We’re getting down to the wire as Congress nears final votes on a package of tax incentives for renewable energy. The latest plan out of the Senate would extend the Volumetric Ethanol Excise Tax Credit, the main corn ethanol tax credit commonly known as the “VEETC”, for just one year. That’s a far cry from the 5-year, $31 billion dollars worth of subsidies the corn ethanol industry spent the year pushing for, as we discussed here and here, and a big win for Americans worth $25 billion in taxpayer savings. But that’s still $6 billion next year that Congress should not waste on this redundant subsidy and mature, polluting technology.

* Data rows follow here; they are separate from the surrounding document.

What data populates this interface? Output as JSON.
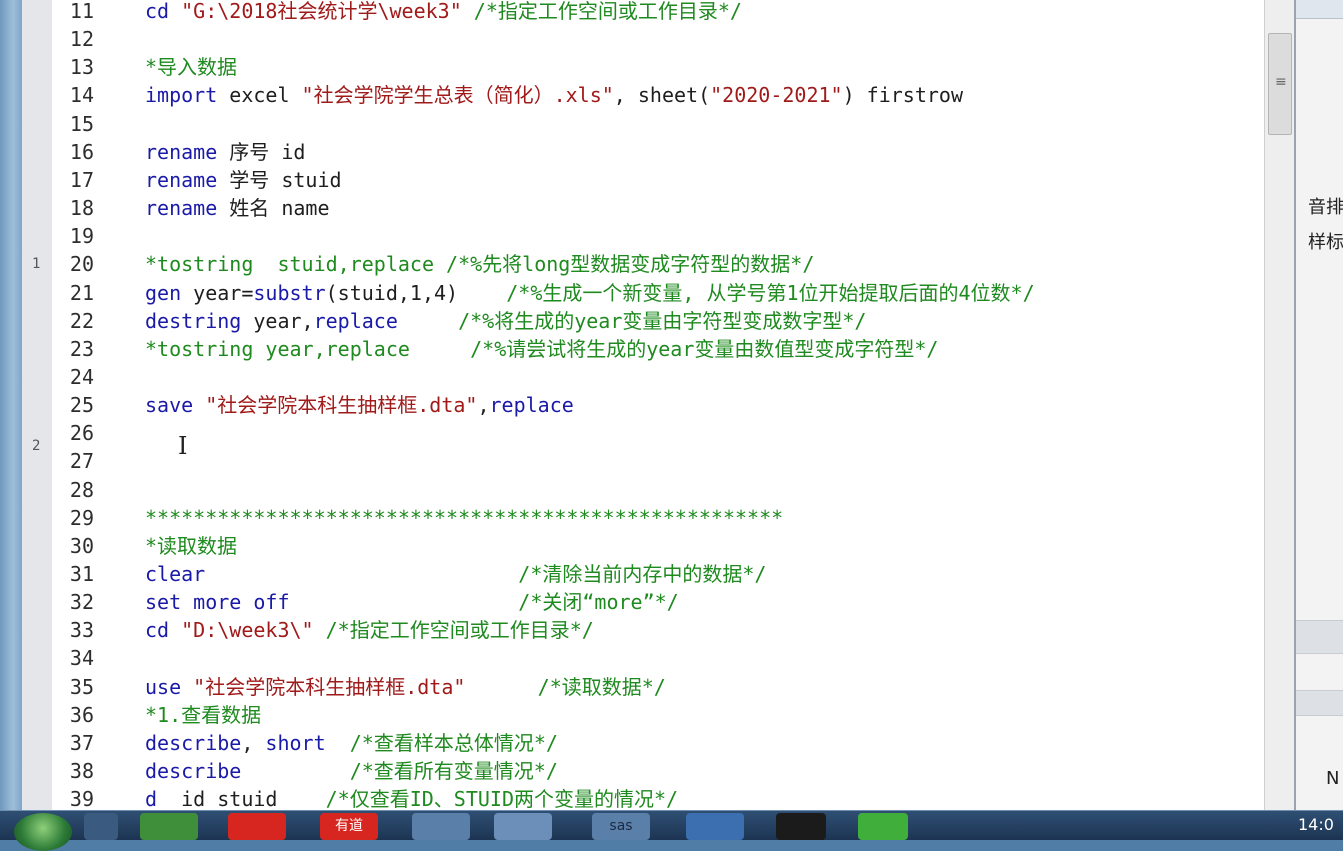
{
  "editor": {
    "lines": [
      {
        "n": "11",
        "tokens": [
          {
            "c": "k",
            "v": "cd "
          },
          {
            "c": "s",
            "v": "\"G:\\2018社会统计学\\week3\""
          },
          {
            "c": "t",
            "v": " "
          },
          {
            "c": "c",
            "v": "/*指定工作空间或工作目录*/"
          }
        ]
      },
      {
        "n": "12",
        "tokens": []
      },
      {
        "n": "13",
        "tokens": [
          {
            "c": "c",
            "v": "*导入数据"
          }
        ]
      },
      {
        "n": "14",
        "tokens": [
          {
            "c": "k",
            "v": "import"
          },
          {
            "c": "t",
            "v": " excel "
          },
          {
            "c": "s",
            "v": "\"社会学院学生总表（简化）.xls\""
          },
          {
            "c": "t",
            "v": ", sheet("
          },
          {
            "c": "s",
            "v": "\"2020-2021\""
          },
          {
            "c": "t",
            "v": ") firstrow"
          }
        ]
      },
      {
        "n": "15",
        "tokens": []
      },
      {
        "n": "16",
        "tokens": [
          {
            "c": "k",
            "v": "rename"
          },
          {
            "c": "t",
            "v": " 序号 id"
          }
        ]
      },
      {
        "n": "17",
        "tokens": [
          {
            "c": "k",
            "v": "rename"
          },
          {
            "c": "t",
            "v": " 学号 stuid"
          }
        ]
      },
      {
        "n": "18",
        "tokens": [
          {
            "c": "k",
            "v": "rename"
          },
          {
            "c": "t",
            "v": " 姓名 name"
          }
        ]
      },
      {
        "n": "19",
        "tokens": []
      },
      {
        "n": "20",
        "tokens": [
          {
            "c": "c",
            "v": "*tostring  stuid,replace /*%先将long型数据变成字符型的数据*/"
          }
        ]
      },
      {
        "n": "21",
        "tokens": [
          {
            "c": "k",
            "v": "gen"
          },
          {
            "c": "t",
            "v": " year="
          },
          {
            "c": "k",
            "v": "substr"
          },
          {
            "c": "t",
            "v": "(stuid,1,4)    "
          },
          {
            "c": "c",
            "v": "/*%生成一个新变量, 从学号第1位开始提取后面的4位数*/"
          }
        ]
      },
      {
        "n": "22",
        "tokens": [
          {
            "c": "k",
            "v": "destring"
          },
          {
            "c": "t",
            "v": " year,"
          },
          {
            "c": "k",
            "v": "replace"
          },
          {
            "c": "t",
            "v": "     "
          },
          {
            "c": "c",
            "v": "/*%将生成的year变量由字符型变成数字型*/"
          }
        ]
      },
      {
        "n": "23",
        "tokens": [
          {
            "c": "c",
            "v": "*tostring year,replace     /*%请尝试将生成的year变量由数值型变成字符型*/"
          }
        ]
      },
      {
        "n": "24",
        "tokens": []
      },
      {
        "n": "25",
        "tokens": [
          {
            "c": "k",
            "v": "save"
          },
          {
            "c": "t",
            "v": " "
          },
          {
            "c": "s",
            "v": "\"社会学院本科生抽样框.dta\""
          },
          {
            "c": "t",
            "v": ","
          },
          {
            "c": "k",
            "v": "replace"
          }
        ]
      },
      {
        "n": "26",
        "tokens": []
      },
      {
        "n": "27",
        "tokens": []
      },
      {
        "n": "28",
        "tokens": []
      },
      {
        "n": "29",
        "tokens": [
          {
            "c": "c",
            "v": "*****************************************************"
          }
        ]
      },
      {
        "n": "30",
        "tokens": [
          {
            "c": "c",
            "v": "*读取数据"
          }
        ]
      },
      {
        "n": "31",
        "tokens": [
          {
            "c": "k",
            "v": "clear"
          },
          {
            "c": "t",
            "v": "                          "
          },
          {
            "c": "c",
            "v": "/*清除当前内存中的数据*/"
          }
        ]
      },
      {
        "n": "32",
        "tokens": [
          {
            "c": "k",
            "v": "set more off"
          },
          {
            "c": "t",
            "v": "                   "
          },
          {
            "c": "c",
            "v": "/*关闭“more”*/"
          }
        ]
      },
      {
        "n": "33",
        "tokens": [
          {
            "c": "k",
            "v": "cd "
          },
          {
            "c": "s",
            "v": "\"D:\\week3\\\""
          },
          {
            "c": "t",
            "v": " "
          },
          {
            "c": "c",
            "v": "/*指定工作空间或工作目录*/"
          }
        ]
      },
      {
        "n": "34",
        "tokens": []
      },
      {
        "n": "35",
        "tokens": [
          {
            "c": "k",
            "v": "use"
          },
          {
            "c": "t",
            "v": " "
          },
          {
            "c": "s",
            "v": "\"社会学院本科生抽样框.dta\""
          },
          {
            "c": "t",
            "v": "      "
          },
          {
            "c": "c",
            "v": "/*读取数据*/"
          }
        ]
      },
      {
        "n": "36",
        "tokens": [
          {
            "c": "c",
            "v": "*1.查看数据"
          }
        ]
      },
      {
        "n": "37",
        "tokens": [
          {
            "c": "k",
            "v": "describe"
          },
          {
            "c": "t",
            "v": ", "
          },
          {
            "c": "k",
            "v": "short"
          },
          {
            "c": "t",
            "v": "  "
          },
          {
            "c": "c",
            "v": "/*查看样本总体情况*/"
          }
        ]
      },
      {
        "n": "38",
        "tokens": [
          {
            "c": "k",
            "v": "describe"
          },
          {
            "c": "t",
            "v": "         "
          },
          {
            "c": "c",
            "v": "/*查看所有变量情况*/"
          }
        ]
      },
      {
        "n": "39",
        "tokens": [
          {
            "c": "k",
            "v": "d"
          },
          {
            "c": "t",
            "v": "  id stuid    "
          },
          {
            "c": "c",
            "v": "/*仅查看ID、STUID两个变量的情况*/"
          }
        ]
      }
    ]
  },
  "margin": {
    "marks": [
      "1",
      "2"
    ]
  },
  "side_panel": {
    "text1": "音排",
    "text2": "样标",
    "text3": "N"
  },
  "taskbar": {
    "items": [
      "",
      "",
      "",
      "有道",
      "",
      "",
      "sas",
      "",
      "",
      ""
    ],
    "clock": "14:0"
  },
  "scrollbar": {
    "grip_icon": "grip-lines-icon"
  }
}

With everyone from FreedomWorks to MoveOn, Senator Feinstein to Senator Kyl, and every major national newspaper’s editorial board supporting an end, once and for all, to corn ethanol subsidies, there’s still time for Congress to do better. Ending the tax credit now would save an additional $6 billion and reducing it by 20% would save $1.25 billion. That’s money that can be put towards supporting real clean energy technologies like wind, solar, and energy efficiency, and the Advanced Energy Manufacturing tax credit (section 48C of the tax code). These are the investments we need to help retool America’s factories to make clean energy technologies possible, grow our economy, and protect our environment.
Saying no to 5 more years of corn ethanol subsidies is a start and will make it easier for new, better-performing biofuels that provide long-term energy security and clean up our air and water to gain traction. But Congress should go further. It’s time to end the VEETC or at least reduce it.